Original recipe makes 4 servings
- 2 tablespoons brewed espresso
- 1 tablespoon unsalted butter
- 3 1/2 ounces dark chocolate, broken into small pieces
- 2 tablespoons Marsala wine or rum (optional)
- 2 egg yolks
- 4 teaspoons white sugar
- 2 tablespoons mascarpone cheese
- 3/4 cup heavy cream
- Combine espresso and butter in the top of a double boiler over simmering water.
- Place dark chocolate pieces in the espresso mixture; cook without stirring until chocolate starts to melt, about 3 minutes. Whisk chocolate and espresso mixture until well combined. Remove from heat and set aside.

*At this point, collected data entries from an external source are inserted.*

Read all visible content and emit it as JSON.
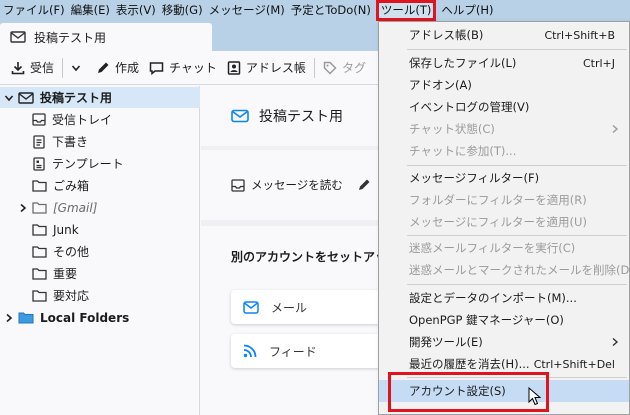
{
  "menubar": {
    "items": [
      "ファイル(F)",
      "編集(E)",
      "表示(V)",
      "移動(G)",
      "メッセージ(M)",
      "予定とToDo(N)",
      "ツール(T)",
      "ヘルプ(H)"
    ],
    "active": "ツール(T)"
  },
  "tab": {
    "title": "投稿テスト用"
  },
  "toolbar": {
    "receive": "受信",
    "compose": "作成",
    "chat": "チャット",
    "addressbook": "アドレス帳",
    "tag": "タグ"
  },
  "folders": {
    "account": "投稿テスト用",
    "items": [
      "受信トレイ",
      "下書き",
      "テンプレート",
      "ごみ箱",
      "[Gmail]",
      "Junk",
      "その他",
      "重要",
      "要対応"
    ],
    "local": "Local Folders"
  },
  "main": {
    "account_title": "投稿テスト用",
    "read_messages": "メッセージを読む",
    "setup_title": "別のアカウントをセットアップ",
    "mail": "メール",
    "feed": "フィード"
  },
  "menu": {
    "items": [
      {
        "label": "アドレス帳(B)",
        "shortcut": "Ctrl+Shift+B"
      },
      {
        "label": "保存したファイル(L)",
        "shortcut": "Ctrl+J"
      },
      {
        "label": "アドオン(A)",
        "shortcut": ""
      },
      {
        "label": "イベントログの管理(V)",
        "shortcut": ""
      },
      {
        "label": "チャット状態(C)",
        "shortcut": ""
      },
      {
        "label": "チャットに参加(T)...",
        "shortcut": ""
      },
      {
        "label": "メッセージフィルター(F)",
        "shortcut": ""
      },
      {
        "label": "フォルダーにフィルターを適用(R)",
        "shortcut": ""
      },
      {
        "label": "メッセージにフィルターを適用(U)",
        "shortcut": ""
      },
      {
        "label": "迷惑メールフィルターを実行(C)",
        "shortcut": ""
      },
      {
        "label": "迷惑メールとマークされたメールを削除(D)",
        "shortcut": ""
      },
      {
        "label": "設定とデータのインポート(M)...",
        "shortcut": ""
      },
      {
        "label": "OpenPGP 鍵マネージャー(O)",
        "shortcut": ""
      },
      {
        "label": "開発ツール(E)",
        "shortcut": ""
      },
      {
        "label": "最近の履歴を消去(H)...",
        "shortcut": "Ctrl+Shift+Del"
      },
      {
        "label": "アカウント設定(S)",
        "shortcut": ""
      }
    ]
  },
  "colors": {
    "menubar_bg": "#b8d1e6",
    "highlight_red": "#e0141e",
    "accent": "#0a84ff",
    "selection": "#d6e7f7"
  }
}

- Combine Marsala, egg yolks, and sugar in a saucepan over medium-low heat, whisking constantly until frothy and thickened, 3 to 5 minutes. Remove from heat.
- Stir mascarpone cheese into marsala mixture.
- Combine chocolate mixture with mascarpone mixture. Cool to room temperature.
- Whip heavy cream in a bowl until soft peaks form, 2 to 3 minutes.
- Fold half of whipped cream into cooled chocolate mixture.
- Fold second half of whipped cream into chocolate mixture. Cover with plastic wrap and chill in refrigerator for at least 2 hours.